We are pleased by Dr. Blank's interest in our paper and offer the following in response to points raised in his letter. We have previously shown that the G238C transversion alone is associated with a 100-fold reduction in TPM catalytic activity in a heterologous expression system [1] and that this is the only mutation in some patients with TPM deficiency [1]. Likewise, we have shown that the G460A and the A719G mutations are the only mutations in the TPM complementary DNA (cDNA) of other patients with TPM deficiency, and that the cDNA with only these mutations has more than a 200-fold reduction in activity in a heterologous expression system [2]. The latter was also found by another group [3]. We have more recently established that the proteins encoded by these two mutant alleles undergo enhanced proteolysis [4]. Thus, alleles with these mutations are clearly associated with loss of TPM activity, based on cDNA sequencing [1-3], heterologous expression [1-4], and the concordance of phenotype and genotype.

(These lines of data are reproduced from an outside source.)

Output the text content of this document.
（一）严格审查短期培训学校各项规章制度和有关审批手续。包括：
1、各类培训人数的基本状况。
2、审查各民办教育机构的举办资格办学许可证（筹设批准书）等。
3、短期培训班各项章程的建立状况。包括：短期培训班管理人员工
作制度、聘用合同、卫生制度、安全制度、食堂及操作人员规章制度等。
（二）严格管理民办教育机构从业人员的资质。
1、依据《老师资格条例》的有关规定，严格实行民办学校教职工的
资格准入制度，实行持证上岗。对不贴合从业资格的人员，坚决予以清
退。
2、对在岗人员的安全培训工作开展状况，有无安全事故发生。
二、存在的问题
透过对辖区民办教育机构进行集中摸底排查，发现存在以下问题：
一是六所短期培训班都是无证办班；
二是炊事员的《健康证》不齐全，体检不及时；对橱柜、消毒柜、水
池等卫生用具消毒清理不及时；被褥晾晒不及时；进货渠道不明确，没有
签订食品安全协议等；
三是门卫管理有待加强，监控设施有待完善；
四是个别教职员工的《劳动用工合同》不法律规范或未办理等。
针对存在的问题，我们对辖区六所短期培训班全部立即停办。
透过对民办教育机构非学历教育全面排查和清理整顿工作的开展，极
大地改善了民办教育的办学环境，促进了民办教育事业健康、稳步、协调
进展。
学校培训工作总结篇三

Dr. Blank is correct that we provided no information on the presence or absence of other silent mutations or other "conservative substitutions that lack clinical significance"; we chose to focus our efforts on those mutations that are of clinical importance.

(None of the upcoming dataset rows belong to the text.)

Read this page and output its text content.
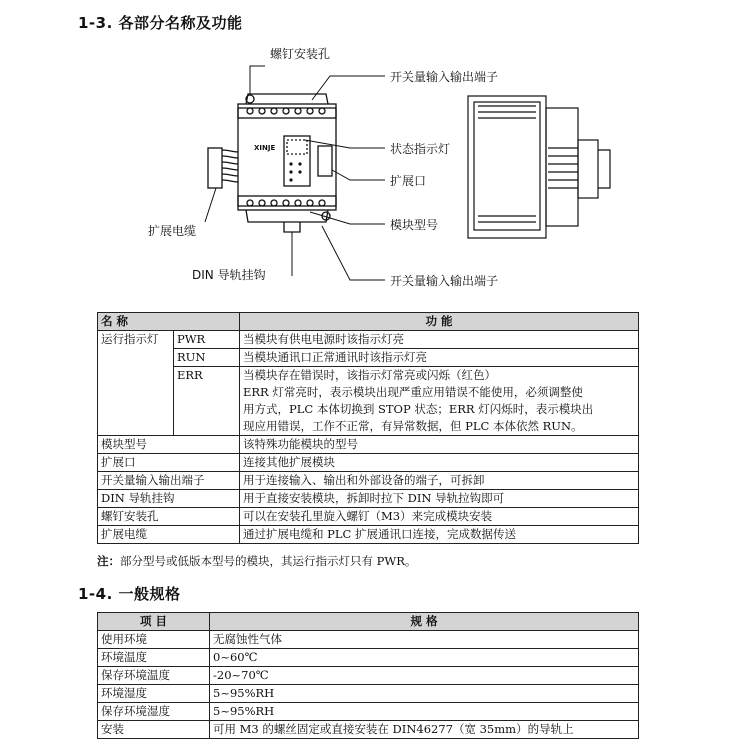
1-3. 各部分名称及功能
XINJE
螺钉安装孔
开关量输入输出端子
状态指示灯
扩展口
扩展电缆	模块型号
DIN 导轨挂钩	开关量输入输出端子
名 称		功 能
运行指示灯	PWR	当模块有供电电源时该指示灯亮
	RUN	当模块通讯口正常通讯时该指示灯亮
	ERR	当模块存在错误时，该指示灯常亮或闪烁（红色）
ERR 灯常亮时，表示模块出现严重应用错误不能使用，必须调整使
用方式，PLC 本体切换到 STOP 状态；ERR 灯闪烁时，表示模块出
现应用错误，工作不正常，有异常数据，但 PLC 本体依然 RUN。

模块型号		该特殊功能模块的型号
扩展口		连接其他扩展模块
开关量输入输出端子		用于连接输入、输出和外部设备的端子，可拆卸
DIN 导轨挂钩		用于直接安装模块，拆卸时拉下 DIN 导轨拉钩即可
螺钉安装孔		可以在安装孔里旋入螺钉（M3）来完成模块安装
扩展电缆		通过扩展电缆和 PLC 扩展通讯口连接，完成数据传送
注：部分型号或低版本型号的模块，其运行指示灯只有 PWR。
1-4. 一般规格
项 目	规 格
使用环境	无腐蚀性气体
环境温度	0~60℃
保存环境温度	-20~70℃
环境湿度	5~95%RH
保存环境湿度	5~95%RH
安装	可用 M3 的螺丝固定或直接安装在 DIN46277（宽 35mm）的导轨上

We are puzzled by Dr. Blank's impression that there was a "smaller-than-expected proportion of homozygotes with TPM deficiency," when in fact the opposite was the case in our study sample. The prevalence of TPM deficiency is approximately 1 in 300 white persons [5]; thus, about 10.7% of the population would be heterozygous according to Hardy-Weinberg equilibrium, a percentage consistent with our findings. Furthermore, our study sample included six homozygotes with TPM deficiency; the expected number is one. The over-representation occurred because we included all available TPM-deficient patients referred to our center for consultation. As expected, all six of these patients had two mutant TPM alleles detected by our PCR-based assays. Finally, no evidence currently shows that TPM deficiency or heterozygosity is associated with any aberrant phenotype unless these patients are treated with thiopurine medications. The natural or environmental substrates for TPM have not been identified, however, and it remains to be unequivocally determined whether this genetic polymorphism is associated with a clinical phenotype in the absence of thiopurine therapy. Studies of these and other important areas should be facilitated by the genotyping methods reported in our paper.